NAIROBI, Kenya, Sept 21- With a stern look, the Israeli security man warned us against taking any picture of security personnel inside the mall or question anything relating to security.
“Just cooperate and you will get a chance to do your interviews,” he instructed. “You will not be briefed on security and you will not interview any of my security personnel.”
That is the new Westgate shopping mall, where nothing is left to chance.
Capital FM crew visited the mall on Monday, during the second anniversary of the Westgate terror attack by the Al-Qaeda linked militia; Al-Shabaab who stormed in and massacred 67 shoppers and staff in four days of bloodshed.
At the parking, plain clothes officers; private and state officers were keenly monitoring any activity ongoing inside.

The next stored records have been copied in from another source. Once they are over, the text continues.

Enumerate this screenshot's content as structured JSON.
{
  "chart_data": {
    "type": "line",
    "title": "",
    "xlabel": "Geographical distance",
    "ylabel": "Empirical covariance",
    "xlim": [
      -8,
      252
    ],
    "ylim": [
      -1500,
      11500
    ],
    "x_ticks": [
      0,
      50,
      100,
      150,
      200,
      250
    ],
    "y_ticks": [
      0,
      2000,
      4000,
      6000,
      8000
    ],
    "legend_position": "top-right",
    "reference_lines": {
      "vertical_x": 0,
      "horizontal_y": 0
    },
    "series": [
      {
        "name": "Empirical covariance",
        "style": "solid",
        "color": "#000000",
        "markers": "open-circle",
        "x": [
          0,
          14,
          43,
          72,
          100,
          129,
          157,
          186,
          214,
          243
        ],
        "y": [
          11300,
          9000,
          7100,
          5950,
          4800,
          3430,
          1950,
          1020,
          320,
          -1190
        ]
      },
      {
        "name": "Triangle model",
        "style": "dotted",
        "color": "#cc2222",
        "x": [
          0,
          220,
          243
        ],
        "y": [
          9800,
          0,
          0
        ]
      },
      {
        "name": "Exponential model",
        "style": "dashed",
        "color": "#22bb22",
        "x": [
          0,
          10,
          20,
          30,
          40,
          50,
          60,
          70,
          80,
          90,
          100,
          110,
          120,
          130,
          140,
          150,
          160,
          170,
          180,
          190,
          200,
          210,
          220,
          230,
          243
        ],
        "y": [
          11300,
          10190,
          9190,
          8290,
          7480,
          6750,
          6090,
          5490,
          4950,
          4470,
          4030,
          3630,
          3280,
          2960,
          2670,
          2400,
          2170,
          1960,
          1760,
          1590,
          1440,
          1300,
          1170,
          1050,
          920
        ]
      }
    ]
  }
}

Armed General Service Unit officers were manning the main gate just before one get to the hands of private guards who ensure everything goes as planned using screening machines.
“The Israeli security apparatus have taken over the mall…they are working together with Kenyan security officers,” a cashier in one of the main stores told Capital FM News.
Though business is yet to pick, traders at the mall are optimistic that Kenyans, “will give the mall a second chance.” Two years after the terror attack, Nancy Kadesie has moved on from the horror of the aggression, but on Monday, she was nervous.
Her store, dealing with shoes, is located a few metres from the entry point, the same place it was during the September 21, 2013 terror attack.
“I lost a colleague and maybe that’s why I feel sad,” a teary Kadesie told Capital News crew visiting the mall. “I however feel safe, things have really changed.”
True to her word, walking around, one will not fail to notice the plain clothed officers strategically positioned at all the entry points of the expansive mall.
It’s evident, that a number of traders are confident of their safety and hopes that business can resume as it were two years ago.
“It used to be a busy mall…I believe things will someday come back to normal. We are yet to clear our first stock but at least it’s moving,” a trader said on anonymity grounds.
Juma deals with African goods within a store on the first floor of the mall but says, “He is still worried but I am motivated by my kids to wake up every day and come here. Terror is everywhere; they (terrorist) can come even at your home and kill you.”
Harrison, a store owner, on his part urged, “Kenyans to give the mall a second chance, things are much better now.” The mall was re-opened on July 18 for business.
The complex had been badly damaged in the assault by the Shabaab attackers and has since undergone a Sh2 billion renovation. After the Westgate attack in 2013, Kenya has experienced a series of other attacks including the Mpeketoni attack that left over a hundred civilians’ dead.
Worst of the attacks was at the Garissa University in which terrorists killed 147 people mostly students.
On Monday, two major events happened in the city to mark the anniversary, the first being a march by a group of businessmen and activists in Eastleigh who held a street procession.
The march started from St Teresa’s area to New Eastleigh primary where speakers led by Kamukunji Member of Parliament Yusuf Hassan called for peace.
“We will not allow the work of terrorists to create hatred among us. We want to send them a message that Muslims are not a part of their evil agendas,” he stated.
At the mall, some staff congregated to honour those who were killed in the attack. Nakumatt staff led the team in marking the day.